The x-intercept of a line on a graph is the point where the line crosses the x-axis. This occurs when the value of y is zero. To find the x-intercept of the equation, we set the variable y to zero and solve for x.
In this specific exercise, when we set y to zero, the intercept form equation becomes \( \frac{5x}{6} + \frac{0}{2} = 1 \). Solving this results in \( 5x = 6 \), hence \( x = \frac{6}{5} \).
It's helpful to understand this concept because the x-intercept provides key insight into how a line behaves on a graph.
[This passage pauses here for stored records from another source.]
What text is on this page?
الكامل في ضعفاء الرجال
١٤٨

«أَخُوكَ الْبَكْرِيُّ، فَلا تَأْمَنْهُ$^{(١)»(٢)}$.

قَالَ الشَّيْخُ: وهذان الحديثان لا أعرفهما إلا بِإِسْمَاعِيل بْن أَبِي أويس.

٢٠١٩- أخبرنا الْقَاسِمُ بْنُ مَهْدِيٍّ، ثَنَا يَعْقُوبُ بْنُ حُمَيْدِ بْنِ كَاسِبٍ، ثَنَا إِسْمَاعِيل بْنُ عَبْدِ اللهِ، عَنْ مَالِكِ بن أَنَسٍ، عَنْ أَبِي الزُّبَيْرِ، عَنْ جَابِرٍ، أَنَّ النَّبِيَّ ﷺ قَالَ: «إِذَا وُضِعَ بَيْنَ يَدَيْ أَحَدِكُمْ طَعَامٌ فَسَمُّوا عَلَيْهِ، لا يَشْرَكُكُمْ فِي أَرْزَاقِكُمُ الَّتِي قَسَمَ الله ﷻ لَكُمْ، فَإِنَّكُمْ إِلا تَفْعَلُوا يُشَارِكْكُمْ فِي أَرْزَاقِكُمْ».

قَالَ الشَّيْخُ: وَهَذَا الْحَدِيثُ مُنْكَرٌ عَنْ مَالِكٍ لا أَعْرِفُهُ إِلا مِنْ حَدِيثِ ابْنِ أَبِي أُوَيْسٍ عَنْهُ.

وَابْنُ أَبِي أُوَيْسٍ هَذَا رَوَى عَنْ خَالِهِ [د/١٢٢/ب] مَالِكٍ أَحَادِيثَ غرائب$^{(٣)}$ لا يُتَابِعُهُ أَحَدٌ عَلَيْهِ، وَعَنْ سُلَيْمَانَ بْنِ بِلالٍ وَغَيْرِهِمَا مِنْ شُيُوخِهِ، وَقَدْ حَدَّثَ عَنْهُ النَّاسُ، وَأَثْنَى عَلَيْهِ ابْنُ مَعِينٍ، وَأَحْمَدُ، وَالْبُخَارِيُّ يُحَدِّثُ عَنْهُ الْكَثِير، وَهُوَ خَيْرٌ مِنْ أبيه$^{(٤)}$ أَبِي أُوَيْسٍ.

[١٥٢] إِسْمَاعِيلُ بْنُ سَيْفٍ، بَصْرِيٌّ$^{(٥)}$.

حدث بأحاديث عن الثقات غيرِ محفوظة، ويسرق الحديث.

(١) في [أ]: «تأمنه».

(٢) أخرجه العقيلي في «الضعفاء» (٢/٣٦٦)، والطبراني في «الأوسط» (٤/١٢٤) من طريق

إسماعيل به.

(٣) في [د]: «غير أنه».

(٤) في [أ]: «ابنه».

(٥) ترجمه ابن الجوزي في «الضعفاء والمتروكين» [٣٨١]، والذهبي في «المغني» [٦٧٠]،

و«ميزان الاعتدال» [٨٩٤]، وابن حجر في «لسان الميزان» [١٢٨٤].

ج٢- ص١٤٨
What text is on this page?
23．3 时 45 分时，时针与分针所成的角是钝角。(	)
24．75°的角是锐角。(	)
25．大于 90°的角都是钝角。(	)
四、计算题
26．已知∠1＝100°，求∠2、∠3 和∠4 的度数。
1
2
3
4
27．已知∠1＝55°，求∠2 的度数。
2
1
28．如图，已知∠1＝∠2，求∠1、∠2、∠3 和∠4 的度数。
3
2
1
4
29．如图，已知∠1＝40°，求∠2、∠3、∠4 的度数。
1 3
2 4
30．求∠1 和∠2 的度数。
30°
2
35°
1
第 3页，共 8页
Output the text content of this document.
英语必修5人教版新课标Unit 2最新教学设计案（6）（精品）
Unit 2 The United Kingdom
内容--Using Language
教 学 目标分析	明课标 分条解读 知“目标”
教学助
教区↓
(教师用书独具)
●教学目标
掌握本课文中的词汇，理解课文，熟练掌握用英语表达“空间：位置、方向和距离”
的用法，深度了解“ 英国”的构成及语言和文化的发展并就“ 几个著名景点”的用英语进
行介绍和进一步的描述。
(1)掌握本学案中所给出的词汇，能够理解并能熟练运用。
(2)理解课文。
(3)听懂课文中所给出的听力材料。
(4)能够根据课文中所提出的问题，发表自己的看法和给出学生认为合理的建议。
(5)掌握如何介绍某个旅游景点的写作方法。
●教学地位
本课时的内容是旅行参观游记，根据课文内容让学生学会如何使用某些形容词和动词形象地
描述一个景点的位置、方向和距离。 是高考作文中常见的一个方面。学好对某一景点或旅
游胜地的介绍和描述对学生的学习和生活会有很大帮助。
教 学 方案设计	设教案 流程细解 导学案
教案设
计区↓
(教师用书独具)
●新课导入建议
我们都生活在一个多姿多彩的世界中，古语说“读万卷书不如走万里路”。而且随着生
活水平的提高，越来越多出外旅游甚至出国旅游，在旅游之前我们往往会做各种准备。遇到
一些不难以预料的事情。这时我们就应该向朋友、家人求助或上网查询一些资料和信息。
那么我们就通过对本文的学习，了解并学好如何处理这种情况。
• This intercept provides a basic understanding of where the line will cross the x-axis.
• It is directly related to the constant value 'a' in the intercept form, which represents this x-intercept.

The y-intercept is the point where a line crosses the y-axis, occurring when x equals zero. To find it, substitute x with zero in the line’s equation, then solve for y. In our example, the equation \( \frac{0}{6} + \frac{y}{2} = 1 \) simplifies to \( \frac{y}{2} = 1 \).
By solving for y, we find \( y = 2 \), meaning the line crosses the y-axis at this point.
Understanding the y-intercept is crucial because it provides a point through which the line passes on the y-axis. This intercept is associated with the constant 'b' in the equation.

• The y-intercept shows where the graph intersects the y-axis, providing another reference for drawing the line.
• The constant 'b' determines this exact intercept on the y-axis in the intercept equation form.

Algebraic equations in intercept form allow us to easily deduce the intercepts of a line. The standard form \( \frac{x}{a} + \frac{y}{b} = 1 \) visually conveys how the line interacts with the axes. It breaks down into the separate intercepts and demonstrates their position on the graph.
Key elements of algebraic equations in intercept form include:

• 'a' signifies the x-intercept, depicting where the line meets the x-axis.
• 'b' denotes the y-intercept, illustrating where the line crosses the y-axis.
• This form simplifies understanding of graph movements by showing precise intercept locations.

Using intercept form streamlines graphing and comprehension of how lines pivot around intercepts, making it an invaluable tool in algebra.